REDT was given £3.6m to fine-tune a technology to store electricity generated by wind turbines, while Moixa won £1.7m for a compact battery-based, residential-scale concept designed to be installed to discharge power during peak demand times.
“This investment will give these organisations the boost they need to develop energy storage designs, helping cut costs and bringing new technologies to market in this sector,” says energy and climate change minister Baroness Verma.
“The ability to store energy in this way will become increasingly important in the move towards a low carbon economy.”
REDT head of operations Gary Simmonds adds: “The timing of DECC’s energy storage competition is ideal for the company’s next stage of development – to design, build, and demonstrate larger scale, lower cost energy storage systems.
Three other organisations shared £900,000 under the second round of DECC's energy storage systems competition.
Kiwa Gastec won a grant of £400,000 to study safety issues surrounding the use of hydrogen as an energy storage technology; Sharp Laboratories was awarded just under £400,000 to scale up a new battery technology for residential and community energy storage systems; and EA Technology Ltd took away £104,000 to develop a “good practice guide” on electrical energy storage for use in Britain’s electricity networks.
The UK’s Electricity Storage Network (ESN), which is campaigning for at least an extra 2GW of energy storage before 2020, has warned that delays to building large-scale electricity storage capacity in to the grid could result in £100m a year costs for tax payers and investors, and a loss of value rising to £10bn a year by 2050.
According to the ESN, the UK needs to install a minimum of 200MW of energy storage capacity every year between now and 2020, if it is to maximise investment in new generation capacity and power grid infrastructure by 2020.

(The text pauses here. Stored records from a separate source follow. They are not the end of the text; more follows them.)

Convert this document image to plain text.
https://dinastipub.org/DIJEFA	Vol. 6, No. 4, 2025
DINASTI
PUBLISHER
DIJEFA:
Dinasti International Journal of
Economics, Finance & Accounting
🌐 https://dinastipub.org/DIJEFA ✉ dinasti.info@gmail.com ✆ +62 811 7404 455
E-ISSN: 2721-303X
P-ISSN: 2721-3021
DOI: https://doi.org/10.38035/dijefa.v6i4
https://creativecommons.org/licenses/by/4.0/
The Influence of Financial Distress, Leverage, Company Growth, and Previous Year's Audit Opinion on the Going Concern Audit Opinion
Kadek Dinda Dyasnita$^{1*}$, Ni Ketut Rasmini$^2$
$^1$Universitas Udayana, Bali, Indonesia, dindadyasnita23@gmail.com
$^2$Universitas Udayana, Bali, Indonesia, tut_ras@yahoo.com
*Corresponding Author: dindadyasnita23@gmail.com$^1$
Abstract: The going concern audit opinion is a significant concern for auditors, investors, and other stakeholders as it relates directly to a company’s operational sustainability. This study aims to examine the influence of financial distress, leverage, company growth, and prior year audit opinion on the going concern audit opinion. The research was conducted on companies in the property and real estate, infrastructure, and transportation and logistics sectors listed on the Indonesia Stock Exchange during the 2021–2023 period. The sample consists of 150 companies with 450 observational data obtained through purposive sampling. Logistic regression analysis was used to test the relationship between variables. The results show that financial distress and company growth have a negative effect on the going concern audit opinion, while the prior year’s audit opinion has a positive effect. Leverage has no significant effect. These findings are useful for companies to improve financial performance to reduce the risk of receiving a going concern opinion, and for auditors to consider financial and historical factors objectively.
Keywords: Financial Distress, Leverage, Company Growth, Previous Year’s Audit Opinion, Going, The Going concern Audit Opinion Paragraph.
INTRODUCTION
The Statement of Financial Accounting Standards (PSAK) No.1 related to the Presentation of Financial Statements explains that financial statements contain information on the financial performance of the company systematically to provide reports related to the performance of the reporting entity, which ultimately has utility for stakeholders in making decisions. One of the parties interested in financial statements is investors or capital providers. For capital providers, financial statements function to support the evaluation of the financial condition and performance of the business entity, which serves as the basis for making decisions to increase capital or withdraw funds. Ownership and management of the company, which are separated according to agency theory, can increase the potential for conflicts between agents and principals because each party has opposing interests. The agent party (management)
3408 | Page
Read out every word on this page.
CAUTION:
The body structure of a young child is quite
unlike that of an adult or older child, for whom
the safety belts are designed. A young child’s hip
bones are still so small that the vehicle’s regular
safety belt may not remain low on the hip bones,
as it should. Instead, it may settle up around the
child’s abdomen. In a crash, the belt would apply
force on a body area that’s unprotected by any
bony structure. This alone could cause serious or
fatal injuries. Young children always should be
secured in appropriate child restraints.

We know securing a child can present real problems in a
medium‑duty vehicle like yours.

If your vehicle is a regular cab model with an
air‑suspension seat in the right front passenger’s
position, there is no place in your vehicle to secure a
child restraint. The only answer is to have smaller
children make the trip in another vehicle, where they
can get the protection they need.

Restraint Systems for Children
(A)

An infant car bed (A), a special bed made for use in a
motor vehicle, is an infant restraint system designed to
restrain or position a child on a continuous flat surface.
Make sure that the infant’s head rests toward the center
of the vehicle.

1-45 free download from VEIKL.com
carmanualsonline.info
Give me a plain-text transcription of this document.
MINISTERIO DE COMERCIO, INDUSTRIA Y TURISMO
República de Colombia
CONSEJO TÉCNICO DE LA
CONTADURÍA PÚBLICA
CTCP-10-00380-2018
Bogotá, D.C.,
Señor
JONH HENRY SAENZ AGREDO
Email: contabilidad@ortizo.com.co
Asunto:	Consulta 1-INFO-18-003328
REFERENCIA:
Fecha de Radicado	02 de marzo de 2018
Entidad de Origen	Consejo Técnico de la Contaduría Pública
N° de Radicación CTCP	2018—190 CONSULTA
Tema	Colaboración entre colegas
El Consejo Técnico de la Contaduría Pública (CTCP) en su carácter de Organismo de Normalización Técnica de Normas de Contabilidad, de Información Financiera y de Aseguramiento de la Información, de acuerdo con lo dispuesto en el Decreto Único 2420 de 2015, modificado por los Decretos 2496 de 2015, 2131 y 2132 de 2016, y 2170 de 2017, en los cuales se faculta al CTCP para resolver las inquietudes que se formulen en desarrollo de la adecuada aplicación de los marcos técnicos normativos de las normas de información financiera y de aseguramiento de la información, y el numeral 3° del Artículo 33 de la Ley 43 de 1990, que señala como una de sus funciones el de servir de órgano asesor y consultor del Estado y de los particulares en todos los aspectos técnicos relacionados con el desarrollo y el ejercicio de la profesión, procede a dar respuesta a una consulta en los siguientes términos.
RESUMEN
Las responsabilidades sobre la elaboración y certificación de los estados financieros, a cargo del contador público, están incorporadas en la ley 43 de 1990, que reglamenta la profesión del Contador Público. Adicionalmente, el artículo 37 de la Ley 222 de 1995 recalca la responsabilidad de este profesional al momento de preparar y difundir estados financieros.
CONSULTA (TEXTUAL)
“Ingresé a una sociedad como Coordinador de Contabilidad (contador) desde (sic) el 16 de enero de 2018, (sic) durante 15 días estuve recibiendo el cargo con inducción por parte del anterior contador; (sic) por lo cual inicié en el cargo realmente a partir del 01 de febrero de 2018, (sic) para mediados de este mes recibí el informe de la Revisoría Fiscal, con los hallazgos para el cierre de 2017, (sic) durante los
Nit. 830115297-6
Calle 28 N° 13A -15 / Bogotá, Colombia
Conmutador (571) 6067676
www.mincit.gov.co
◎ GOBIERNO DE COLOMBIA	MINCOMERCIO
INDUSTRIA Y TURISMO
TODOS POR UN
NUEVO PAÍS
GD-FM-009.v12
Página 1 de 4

“The Energy Bill is seeking to attract £110bn of investment to bring about a once-in-a-generation transformation of our electricity market, yet the investment in a decarbonised power grid without adequate electricity storage will result in additional costs from network fees, curtailment and system balancing of the order of £100 million a year,” says ESN director Anthony Price, noting current storage capacity is “less than half of what is required to balance the onset of low carbon technologies onto the grid”.
He adds that a change in government policy to reclassify electricity storage as an “independent market category” separate from generation, transmission, distribution and supply would kick-start investment.